Das Miteinander muss sich entwickeln

Hagen Schillig ist der neue Pfarrer im Hasseler Norden

Pfarrer Hagen Schillig greift zum Helm, um sich auf der "Baustelle Bürgerzentrum" umzusehen. „Sich gemeinsam auf den Weg zu machen, finde ich richtig gut!“ PHOTO: CORNELIA FISCHER

Pfarrer Hagen Schillig greift zum Helm, um sich auf der "Baustelle Bürgerzentrum" umzusehen. „Sich gemeinsam auf den Weg zu machen, finde ich richtig gut!“ PHOTO: CORNELIA FISCHER

GELSENKIRCHEN – Seit dem 1. Februar 2011 war die Pfarrstelle der Evangelischen Lukas-Kirchengemeinde Buer-Hassel vakant. Zwar war die Gemeinde in diesen drei Jahren nicht ohne Pfarrer oder Pfarrerin, doch es dauerte seine Zeit, bis die eigene Pfarrstelle zur Wiederbesetzung frei gegeben werden konnte. Jetzt haben die Übergangslösungen ein Ende.

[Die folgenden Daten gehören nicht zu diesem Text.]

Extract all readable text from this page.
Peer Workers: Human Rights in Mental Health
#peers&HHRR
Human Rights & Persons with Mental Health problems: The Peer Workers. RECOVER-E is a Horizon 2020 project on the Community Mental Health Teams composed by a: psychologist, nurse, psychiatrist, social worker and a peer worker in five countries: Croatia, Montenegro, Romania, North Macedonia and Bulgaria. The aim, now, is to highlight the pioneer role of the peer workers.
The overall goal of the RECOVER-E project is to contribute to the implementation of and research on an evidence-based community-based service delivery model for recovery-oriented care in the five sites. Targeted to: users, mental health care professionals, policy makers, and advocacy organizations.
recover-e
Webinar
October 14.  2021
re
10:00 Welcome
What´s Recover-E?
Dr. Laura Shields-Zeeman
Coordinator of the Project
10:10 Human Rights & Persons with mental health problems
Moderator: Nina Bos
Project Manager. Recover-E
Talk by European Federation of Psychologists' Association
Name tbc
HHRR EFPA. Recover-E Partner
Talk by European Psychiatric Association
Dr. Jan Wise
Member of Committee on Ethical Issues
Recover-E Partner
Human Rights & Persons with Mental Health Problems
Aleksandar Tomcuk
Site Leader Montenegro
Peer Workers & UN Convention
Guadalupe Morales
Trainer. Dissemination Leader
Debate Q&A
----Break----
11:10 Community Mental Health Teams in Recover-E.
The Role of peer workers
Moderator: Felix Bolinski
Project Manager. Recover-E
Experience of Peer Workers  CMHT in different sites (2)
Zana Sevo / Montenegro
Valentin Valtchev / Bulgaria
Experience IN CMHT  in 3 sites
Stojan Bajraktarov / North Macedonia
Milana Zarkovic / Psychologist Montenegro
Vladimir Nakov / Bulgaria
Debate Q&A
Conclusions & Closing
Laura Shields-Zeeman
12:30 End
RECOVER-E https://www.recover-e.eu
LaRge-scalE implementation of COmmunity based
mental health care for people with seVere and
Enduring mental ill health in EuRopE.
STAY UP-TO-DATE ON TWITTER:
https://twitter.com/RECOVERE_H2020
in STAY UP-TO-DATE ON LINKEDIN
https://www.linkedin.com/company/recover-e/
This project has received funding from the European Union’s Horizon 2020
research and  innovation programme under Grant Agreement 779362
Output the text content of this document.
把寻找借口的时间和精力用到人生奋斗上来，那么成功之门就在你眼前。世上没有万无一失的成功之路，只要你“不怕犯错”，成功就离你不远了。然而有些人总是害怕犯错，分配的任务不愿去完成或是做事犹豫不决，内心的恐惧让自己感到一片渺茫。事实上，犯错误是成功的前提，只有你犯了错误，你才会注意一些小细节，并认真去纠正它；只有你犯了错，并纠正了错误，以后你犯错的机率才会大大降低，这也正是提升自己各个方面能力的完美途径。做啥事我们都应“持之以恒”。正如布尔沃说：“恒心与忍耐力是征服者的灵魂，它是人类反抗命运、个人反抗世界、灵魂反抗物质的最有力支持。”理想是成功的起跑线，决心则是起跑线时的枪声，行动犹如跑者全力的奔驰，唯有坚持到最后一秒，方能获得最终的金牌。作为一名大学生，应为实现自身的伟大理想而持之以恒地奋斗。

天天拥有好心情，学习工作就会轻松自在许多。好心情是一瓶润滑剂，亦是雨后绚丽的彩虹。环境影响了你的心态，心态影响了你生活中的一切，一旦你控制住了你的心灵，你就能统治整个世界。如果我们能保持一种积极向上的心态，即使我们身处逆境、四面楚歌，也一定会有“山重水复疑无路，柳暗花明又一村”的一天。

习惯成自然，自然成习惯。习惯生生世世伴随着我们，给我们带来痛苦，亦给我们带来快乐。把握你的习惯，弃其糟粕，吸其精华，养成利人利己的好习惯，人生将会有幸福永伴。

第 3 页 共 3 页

Am Palmsonntag, 13. April, hat Superintendent Rüdiger Höcker im Festgottesdienst in der Lukas-Kirche Hagen Schillig in sein Amt eingeführt. Der 46-Jährige kommt aus der Kirchengemeinde Theesen im Kirchenkreis Bielefeld. Katharina Blätgen hat ihm Fragen gestellt.


Pfarrer Schillig, sowohl die Gemeinde Theesen als auch die Lukas-Gemeinde haben jeweils ca. 2.500 Gemeindemitglieder. Sind sie sich auch sonst ähnlich?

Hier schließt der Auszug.